The reference in this region (hg19) is
CAAGATCAATCCGCCACCCCCAATACAACAGGGACACTCTGGACAATGACATCATGCTGATCAAACTCTCCTCACCTGCCGTCATCAATGCCCGCGTGTCCACCATCTCTCTGCCCACCACCCCTCCAGCTGCTGGCACTGAGT
If I map to the reference I get:
REF: CAAGATCAATCCGCCACCCCCAATACAACAG GGACACTCTGGACAATGACATCATGCTGATCAAACTCTCCTC...
1st: GGTCAAGATCATCCGCCACCCCAAATACAACAGCTGG ACTCTGGACAATGACATCCTGCTGATCAAGCTCTCCAC...
2nd: GATCATCCGCCACCCCAAATACAACAGCTGG ACTCTGGACAATGACATCCTGCTGATCAAGCTCTCCAC...
This way the second CIGAR code is correct (CT inserted, GA deleted, assuming that there is no A delecion but ATCAA > GATCA in the 5 first 5 bases), but not the first one...
How could I explain this? Do I get this because GATK IndelRealigner is recalculating sequence and CIGAR in a wrong way? Does it has something to do with the fact that I am in a multimapped region?
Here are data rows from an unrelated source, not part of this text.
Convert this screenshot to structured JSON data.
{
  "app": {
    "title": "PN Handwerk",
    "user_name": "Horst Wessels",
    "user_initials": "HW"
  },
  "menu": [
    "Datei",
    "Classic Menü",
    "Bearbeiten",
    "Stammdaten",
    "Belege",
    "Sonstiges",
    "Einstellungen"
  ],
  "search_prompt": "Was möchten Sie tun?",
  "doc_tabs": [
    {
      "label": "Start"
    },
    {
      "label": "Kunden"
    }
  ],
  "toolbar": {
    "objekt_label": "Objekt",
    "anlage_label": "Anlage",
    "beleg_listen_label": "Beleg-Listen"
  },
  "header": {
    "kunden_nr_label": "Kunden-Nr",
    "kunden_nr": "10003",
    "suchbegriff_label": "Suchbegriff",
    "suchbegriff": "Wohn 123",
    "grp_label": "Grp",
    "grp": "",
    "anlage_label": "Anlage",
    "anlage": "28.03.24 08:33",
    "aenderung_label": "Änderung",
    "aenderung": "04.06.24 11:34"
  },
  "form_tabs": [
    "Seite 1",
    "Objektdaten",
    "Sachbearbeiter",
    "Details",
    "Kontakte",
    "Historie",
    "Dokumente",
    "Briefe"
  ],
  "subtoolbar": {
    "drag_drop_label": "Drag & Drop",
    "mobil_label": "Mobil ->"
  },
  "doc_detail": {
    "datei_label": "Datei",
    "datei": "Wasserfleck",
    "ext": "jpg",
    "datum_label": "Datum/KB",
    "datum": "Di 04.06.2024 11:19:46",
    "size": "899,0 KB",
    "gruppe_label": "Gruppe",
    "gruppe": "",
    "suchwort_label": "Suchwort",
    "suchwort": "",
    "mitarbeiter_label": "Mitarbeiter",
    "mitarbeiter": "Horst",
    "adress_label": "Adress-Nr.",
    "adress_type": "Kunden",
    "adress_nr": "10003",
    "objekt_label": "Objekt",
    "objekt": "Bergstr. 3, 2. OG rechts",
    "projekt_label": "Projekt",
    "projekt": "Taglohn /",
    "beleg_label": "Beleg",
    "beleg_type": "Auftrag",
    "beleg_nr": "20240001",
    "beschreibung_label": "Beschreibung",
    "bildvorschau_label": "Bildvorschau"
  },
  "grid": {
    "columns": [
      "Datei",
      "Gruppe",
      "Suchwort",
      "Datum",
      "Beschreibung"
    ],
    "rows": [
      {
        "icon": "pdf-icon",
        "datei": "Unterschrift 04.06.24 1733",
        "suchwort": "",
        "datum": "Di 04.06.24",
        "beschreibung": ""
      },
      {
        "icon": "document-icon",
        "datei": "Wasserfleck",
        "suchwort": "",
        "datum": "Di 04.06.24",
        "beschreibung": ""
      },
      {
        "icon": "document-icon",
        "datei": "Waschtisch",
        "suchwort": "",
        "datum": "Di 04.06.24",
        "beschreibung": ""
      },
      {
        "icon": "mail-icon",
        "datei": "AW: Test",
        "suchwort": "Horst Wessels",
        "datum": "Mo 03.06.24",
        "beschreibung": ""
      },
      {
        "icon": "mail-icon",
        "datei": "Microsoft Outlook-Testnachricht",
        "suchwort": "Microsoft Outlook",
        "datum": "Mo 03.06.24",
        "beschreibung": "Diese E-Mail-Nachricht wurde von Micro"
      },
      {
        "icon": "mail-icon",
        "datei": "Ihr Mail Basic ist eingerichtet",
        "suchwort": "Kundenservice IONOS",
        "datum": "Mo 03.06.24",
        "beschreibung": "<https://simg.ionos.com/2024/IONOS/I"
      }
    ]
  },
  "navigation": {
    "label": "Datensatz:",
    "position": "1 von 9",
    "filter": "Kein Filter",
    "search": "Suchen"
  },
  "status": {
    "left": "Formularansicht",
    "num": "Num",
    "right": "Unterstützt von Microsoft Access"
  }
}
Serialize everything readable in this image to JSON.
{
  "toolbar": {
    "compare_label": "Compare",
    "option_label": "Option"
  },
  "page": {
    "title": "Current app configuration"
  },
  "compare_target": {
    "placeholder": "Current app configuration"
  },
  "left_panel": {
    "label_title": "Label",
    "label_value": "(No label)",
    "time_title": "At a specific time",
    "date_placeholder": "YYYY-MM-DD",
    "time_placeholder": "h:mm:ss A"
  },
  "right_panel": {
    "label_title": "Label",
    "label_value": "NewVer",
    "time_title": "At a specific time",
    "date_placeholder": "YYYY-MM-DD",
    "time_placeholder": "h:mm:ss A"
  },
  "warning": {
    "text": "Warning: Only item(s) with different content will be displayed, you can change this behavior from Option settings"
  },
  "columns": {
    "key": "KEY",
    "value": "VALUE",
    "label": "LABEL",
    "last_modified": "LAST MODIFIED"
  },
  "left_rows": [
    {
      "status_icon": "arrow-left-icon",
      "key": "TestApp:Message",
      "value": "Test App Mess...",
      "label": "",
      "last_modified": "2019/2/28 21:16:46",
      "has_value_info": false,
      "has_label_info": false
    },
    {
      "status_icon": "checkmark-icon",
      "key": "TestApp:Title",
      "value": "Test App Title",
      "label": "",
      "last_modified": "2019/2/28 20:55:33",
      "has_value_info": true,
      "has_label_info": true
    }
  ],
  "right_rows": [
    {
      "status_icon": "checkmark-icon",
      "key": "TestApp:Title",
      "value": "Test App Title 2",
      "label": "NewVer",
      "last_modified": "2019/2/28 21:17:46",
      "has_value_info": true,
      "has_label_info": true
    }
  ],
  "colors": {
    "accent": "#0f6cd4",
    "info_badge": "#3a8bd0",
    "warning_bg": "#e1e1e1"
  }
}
In the other hand, they are multimapped sequences and the alternative mapped regions are (XA tag):
7,142470615,3S138M10S
, and 7,142481199,3S148M
for first read and 7,142470618,151M
and 7,142481202,151M
for the 2nd. In both cases the 2nd one starts 3 bases after the 1st one.
If I have the sequence fully matched if mapping to chr7...
Why bwa assigned them to chr9 as primary?
Thank you very much
EDIT: I mapped again this sample without doing IndelRealigner and I still get the same thing, so the problem is with bwa
your post is too long - too many unrelated details - makes too difficult to read and parse. What you should post instead is just the issue at hand (and don't post examples where there is no problem), for example post the CIGAR string the alignment itself like so:
alignment:
and then ask the question of why it does not match.